20 de Fevereiro de 2009, Coimbra. Os fiscais da ASAE entraram numa loja do centro comercial Gira.Solum, descobriram vibradores, bonecas insufláveis, objectos fálicos, algemas e preservativos. Coisas de sexo, portanto. Ou, na linguagem da ASAE, "brinquedos atinentes à exploração da sexualidade ou destinados a serem utilizados como apoio ao acto sexual". Em resumo, bens "vendidos em sex shops, que carecem, legalmente, de licenciamento específico".
A loja situa-se um andar abaixo dos antigos cinemas do centro comercial, onde, desde Dezembro, funciona um templo da Igreja Universal do Reino de Deus (IURD). A ASAE também deu conta. Por isso, fez incluir no relatório o estipulado no Decreto-Lei 647/76: "Os estabelecimentos de comércio de objectos ou meios de conteúdo pornográfico ou obsceno não poderão funcionar a menos de 300 metros de locais onde se pratique o culto de qualquer religião." O resultado foi um auto de contra-ordenação, acompanhado da decisão de suspensão imediata de actividade. A sex shop estava aberta há 15 meses.
Marta Ferreira, dona da erotikshop Playground-Wanna Play, reagiu mal. "A minha intenção nunca foi abrir uma sex shop, muito menos vender pornografia." Além disso, garante que nunca ninguém, nas Finanças e na Câmara de Coimbra, lhe falou em licenciamento específico.
Quanto à IURD, Marta Ferreira começa por lembrar que o centro de convenções - assim se chama o dito espaço de reunião de fiéis - entrou em funcionamento já a sua loja tinha mais de um ano de funcionamento. Mais, o templo não tem licença camarária para utilizar o espaço como local de culto, mas apenas - e ainda - como cinema.
Por tudo isto, Marta Ferreira intentou uma acção judicial contra a ASAE. E ganhou. A decisão do 3º Juízo Criminal de Coimbra foi ontem lida e deixa claro que a sanção da ASAE não tem suporte legal e configura um "manifesto abuso de poder". Isto porque o regime legal em vigor só prevê o encerramento de estabelecimentos não licenciados depois de o processo estar concluído - e nunca com esta espécie de natureza "preventiva". Agora Marta admite tudo, incluindo, claro, processar a ASAE e pedir o ressarcimento dos prejuízos.
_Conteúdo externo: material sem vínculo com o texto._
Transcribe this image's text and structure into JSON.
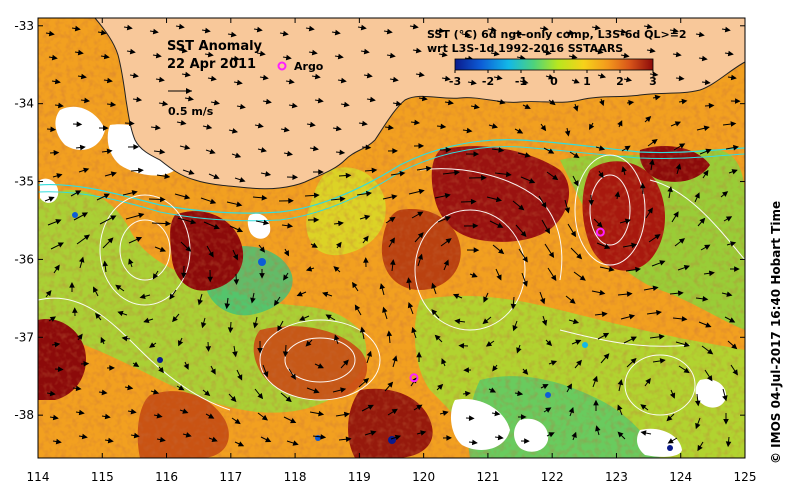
{
  "title": {
    "line1": "SST Anomaly",
    "line2": "22 Apr 2011"
  },
  "legend": {
    "argo_label": "Argo",
    "scale_label": "0.5 m/s"
  },
  "product": {
    "line1": "SST (°C) 6d ngt-only comp, L3S-6d QL>=2",
    "line2": "wrt L3S-1d 1992-2016 SSTAARS"
  },
  "colorbar": {
    "ticks": [
      "-3",
      "-2",
      "-1",
      "0",
      "1",
      "2",
      "3"
    ],
    "colors": [
      "#0a1a8c",
      "#0d5cd6",
      "#12b8e8",
      "#4fd37a",
      "#b8e61e",
      "#f6d21a",
      "#f39a1c",
      "#d9561a",
      "#8c0a0a"
    ]
  },
  "axes": {
    "x_ticks": [
      "114",
      "115",
      "116",
      "117",
      "118",
      "119",
      "120",
      "121",
      "122",
      "123",
      "124",
      "125"
    ],
    "y_ticks": [
      "-33",
      "-34",
      "-35",
      "-36",
      "-37",
      "-38"
    ]
  },
  "argo_floats": [
    {
      "lon": 122.75,
      "lat": -35.65
    },
    {
      "lon": 119.85,
      "lat": -37.52
    }
  ],
  "credit": "©  IMOS 04-Jul-2017 16:40 Hobart Time",
  "colors": {
    "land": "#f8c89a",
    "argo": "#ff20ff",
    "contour": "#ffffff",
    "shelf": "#33dddd"
  }
}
Lei defende quem chega primeiro. É tudo uma questão de datas e de quem chega primeiro. Nesta história, como nas corridas, os primeiros são os que vencem - ou os que deveriam vencer. Se o centro de convenções da Igreja Universal do Reino de Deus já existisse no Centro Comercial Gira.Solum em 2007, a Playground-Wanna Play nunca poderia fixar-se naquele centro comercial. O decreto-lei de 1976 (revisto em 2006, apenas para fazer a actualização da coima e passar os valores de escudos para euros) não deixa margem para dúvidas: "Uma sex-shop deve distar 300 metros de locais onde se pratique o culto de qualquer religião, estabelecimentos de ensino, parques ou jardins infantis."
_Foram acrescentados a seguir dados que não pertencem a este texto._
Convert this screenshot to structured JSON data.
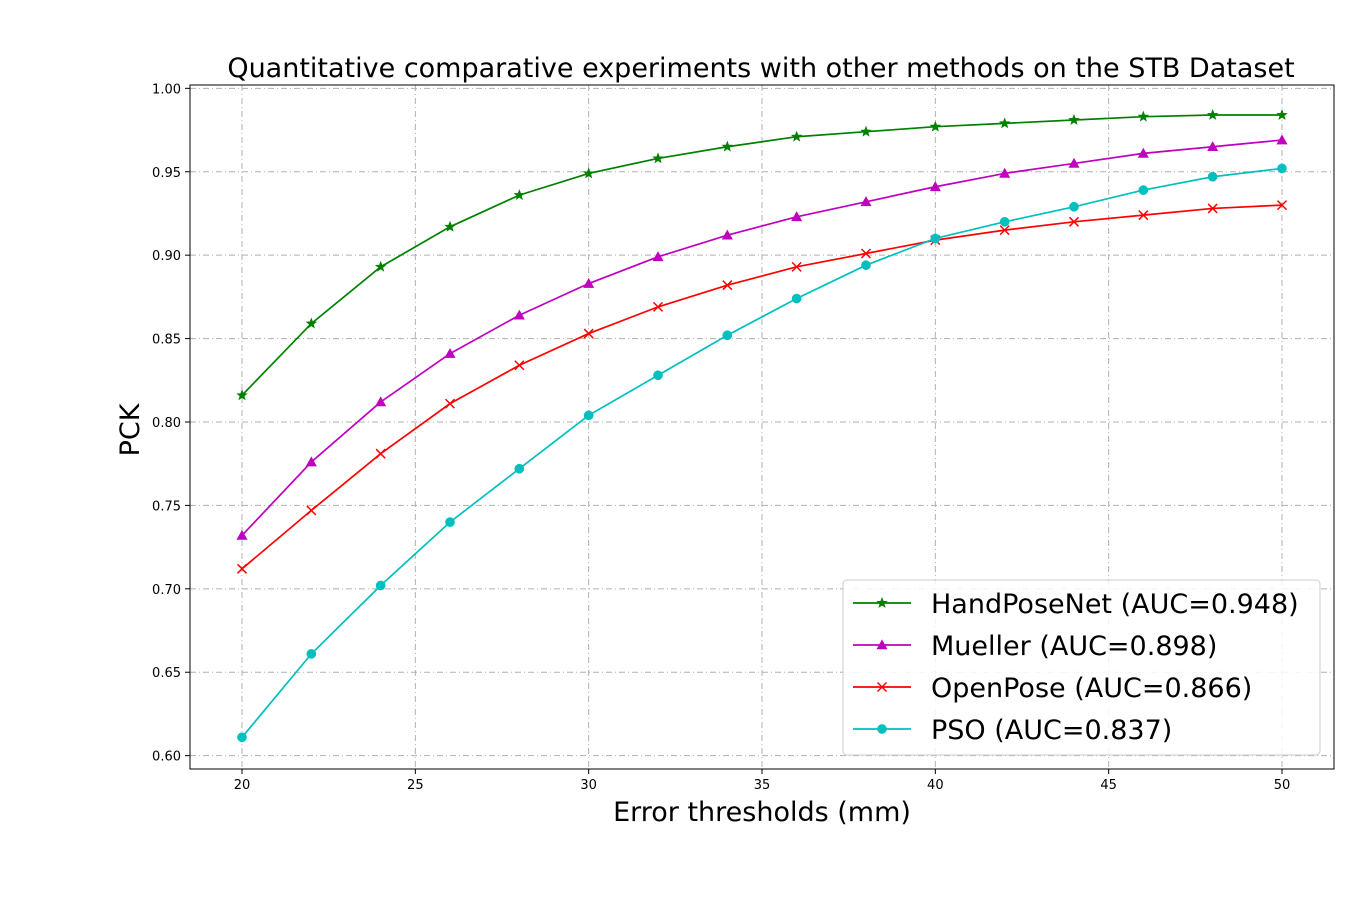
{
  "chart_data": {
    "type": "line",
    "title": "Quantitative comparative experiments with other methods on the STB Dataset",
    "xlabel": "Error thresholds (mm)",
    "ylabel": "PCK",
    "xlim": [
      18.5,
      51.5
    ],
    "ylim": [
      0.592,
      1.002
    ],
    "xticks": [
      20,
      25,
      30,
      35,
      40,
      45,
      50
    ],
    "xtick_labels": [
      "20",
      "25",
      "30",
      "35",
      "40",
      "45",
      "50"
    ],
    "yticks": [
      0.6,
      0.65,
      0.7,
      0.75,
      0.8,
      0.85,
      0.9,
      0.95,
      1.0
    ],
    "ytick_labels": [
      "0.60",
      "0.65",
      "0.70",
      "0.75",
      "0.80",
      "0.85",
      "0.90",
      "0.95",
      "1.00"
    ],
    "grid": true,
    "legend_position": "lower-right",
    "x": [
      20,
      22,
      24,
      26,
      28,
      30,
      32,
      34,
      36,
      38,
      40,
      42,
      44,
      46,
      48,
      50
    ],
    "series": [
      {
        "name": "HandPoseNet (AUC=0.948)",
        "color": "#008000",
        "marker": "star",
        "values": [
          0.816,
          0.859,
          0.893,
          0.917,
          0.936,
          0.949,
          0.958,
          0.965,
          0.971,
          0.974,
          0.977,
          0.979,
          0.981,
          0.983,
          0.984,
          0.984
        ]
      },
      {
        "name": "Mueller (AUC=0.898)",
        "color": "#bf00bf",
        "marker": "triangle",
        "values": [
          0.732,
          0.776,
          0.812,
          0.841,
          0.864,
          0.883,
          0.899,
          0.912,
          0.923,
          0.932,
          0.941,
          0.949,
          0.955,
          0.961,
          0.965,
          0.969
        ]
      },
      {
        "name": "OpenPose (AUC=0.866)",
        "color": "#ff0000",
        "marker": "x",
        "values": [
          0.712,
          0.747,
          0.781,
          0.811,
          0.834,
          0.853,
          0.869,
          0.882,
          0.893,
          0.901,
          0.909,
          0.915,
          0.92,
          0.924,
          0.928,
          0.93
        ]
      },
      {
        "name": "PSO (AUC=0.837)",
        "color": "#00bfbf",
        "marker": "circle",
        "values": [
          0.611,
          0.661,
          0.702,
          0.74,
          0.772,
          0.804,
          0.828,
          0.852,
          0.874,
          0.894,
          0.91,
          0.92,
          0.929,
          0.939,
          0.947,
          0.952
        ]
      }
    ]
  }
}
No entanto, neste caso, o último a chegar foi mesmo o templo da IURD - em Dezembro de 2008. Segundo explicaram ao i vários especialistas em direito administrativo, a decisão ontem tomada pelo tribunal foi a correcta. "Quem licencia estes estabelecimentos é que tem de avaliar se o local onde a loja se vai instalar cumpre ou não os requisitos. A partir do momento em que o estabelecimento obtém a licença, esses requisitos já não se aplicam daí para a frente." O problema é que a legislação não prevê uma ressalva para os estabelecimentos já existentes. "Então agora os donos de uma sex shop vão ter de mudar de lugar de cada vez que alguém resolver abrir uma igreja, escola ou parque infantil a poucos metros?", questiona o advogado.